Will Israel win the war against Hamas?
The question, despite the Jewish state’s apparent success on the battlefield thus far, is a bit complicated, according to experts, especially given the increasing calls from the international community for a ceasefire—a surefire way to prevent Israeli victory.
Einat Wilf, a leading thinker on the Israeli left and a former member of Knesset, has written and spoken extensively on the phenomenon of the West not allowing Israel to win wars.
It comes from “a combination of realpolitik—the size of the Arab world and the broad implications of letting Israel win due to the substantial level of humiliation that the Arab world cannot contain,” she says. But there is also a “deep theological resistance from the West against Jewish victory.”
Wilf points to the fact that historically from a Christian perspective, “Jewish ruin was a necessity.” This is because Christian dominance grew on the idea of replacement theory—the first Christian churches in Jerusalem were built overlooking the ruins of the Temple Mount, she notes.
From the Arab point of view, she says, Islam was born at a time when Jewish life was already ruined, so “strong Jews, powerful Jews and victorious Jews are an affront to proper order” in the eyes of the Arab world.
Furthermore, there is a Jewish psychology of fear of victory, Wilf says.
Professor Danny Orbach, a military historian at the Hebrew University in Jerusalem, says that examples of the West preventing full-blown Jewish victory date back to the foundation of the modern State of Israel in 1948.
“Every time the IDF starts to win the international community calls for a ceasefire. But when the Arabs are winning they do not.”

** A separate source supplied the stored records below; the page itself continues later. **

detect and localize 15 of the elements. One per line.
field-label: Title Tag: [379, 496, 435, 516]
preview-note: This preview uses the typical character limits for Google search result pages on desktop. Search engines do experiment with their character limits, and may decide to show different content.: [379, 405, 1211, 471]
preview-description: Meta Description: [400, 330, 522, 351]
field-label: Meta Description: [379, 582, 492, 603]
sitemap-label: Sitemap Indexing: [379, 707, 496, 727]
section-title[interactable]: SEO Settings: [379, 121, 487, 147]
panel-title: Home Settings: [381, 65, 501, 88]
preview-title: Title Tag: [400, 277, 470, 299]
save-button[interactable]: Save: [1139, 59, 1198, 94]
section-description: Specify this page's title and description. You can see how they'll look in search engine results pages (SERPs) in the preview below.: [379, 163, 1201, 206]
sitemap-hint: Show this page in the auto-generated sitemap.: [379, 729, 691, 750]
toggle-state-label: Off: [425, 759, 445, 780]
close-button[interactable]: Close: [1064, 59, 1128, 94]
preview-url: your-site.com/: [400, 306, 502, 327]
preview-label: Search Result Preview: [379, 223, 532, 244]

Unlike places in Africa, where the West lets wars rage on for decades, “Historically superpowers tend to interfere in the Middle East … due to religious and cultural reasons,” Orbach says.
As for Gaza specifically, Orbach says the world is following a deeply wrong “structural interpretation of international law.” Most international law was written with the dependency of reciprocity, meaning that both sides are required to oblige by the laws if they are to have any effect, he notes.
However, Orbach says, “usually actors, mainly non-Western, did not care or require this.” This led to a “race to the bottom” where “most laws today are not reciprocal.”
“As we see with Hamas, actors who do not feel obligated by international law ‘hack’ the system, … they ignore the law as if it doesn’t exist, and then when Israel responds [militarily] they turn to the international community trying to stop it.”
Orbach says due to this, the laws are “so restrictive of armies that you can’t actually fight wars,” and as a result, “if you keep to the standard of law you cannot defeat Hamas.”
Thanks to this, Israel has found itself in a cycle of Hamas restocking and rebuilding after wars, leading to more conflict.
‘Forever wars’
Wilf laments, “We are where we are because we stopped talking about victory or defeat. … We’ve come to accept very low standards.
“For example, we call peace with Egypt ‘peace,’ but at best it is a non-belligerent agreement as they continue to be the biggest promoter of antisemitic content.”
Additionally, she says we have been “settling and complacent and indulging in the ‘River to the Sea’ ideology.”
As a result, we find ourselves in ‘forever wars.’”
Both analysts agree that any solution to the cycle of violence must include the complete destruction of Hamas and its ability to govern and threaten the citizens of Israel.
However, Israel still seems far from that goal, and calls from all major allies point in the direction of a temporary, if not permanent, halt to the fighting due to the rising deaths reported by the Hamas-controlled Ministry of Health in Gaza.
France has called for an “immediate humanitarian truce” and reports from Washington are that Israel has a week left at best before all-out calls from the administration to end the fighting. U.S. President Biden already told the press that he pushed for at least temporary pauses in the fighting in his calls with Israeli leaders.
This comes as cities across the world have thousands of protesters in the streets calling on their governments to push for a ceasefire.
Prime Minister Benjamin Netanyahu and everyone in the War Cabinet have been firm in their resistance to this, though Netanyahu seemed open to a ceasefire if the hostages are all released, he told the nation on Tuesday evening. He also said that no fuel would enter the Strip until the hostages are returned home.
As the war wages into its second month, looking certain to pass 54 days, which would be Israel’s longest war in decades, the calls to lay down arms are sure to proliferate. The question is whether Israel’s leadership can brave to storm to ensure that residents of the north and the south can return to their homes certain there is no more threat to their lives.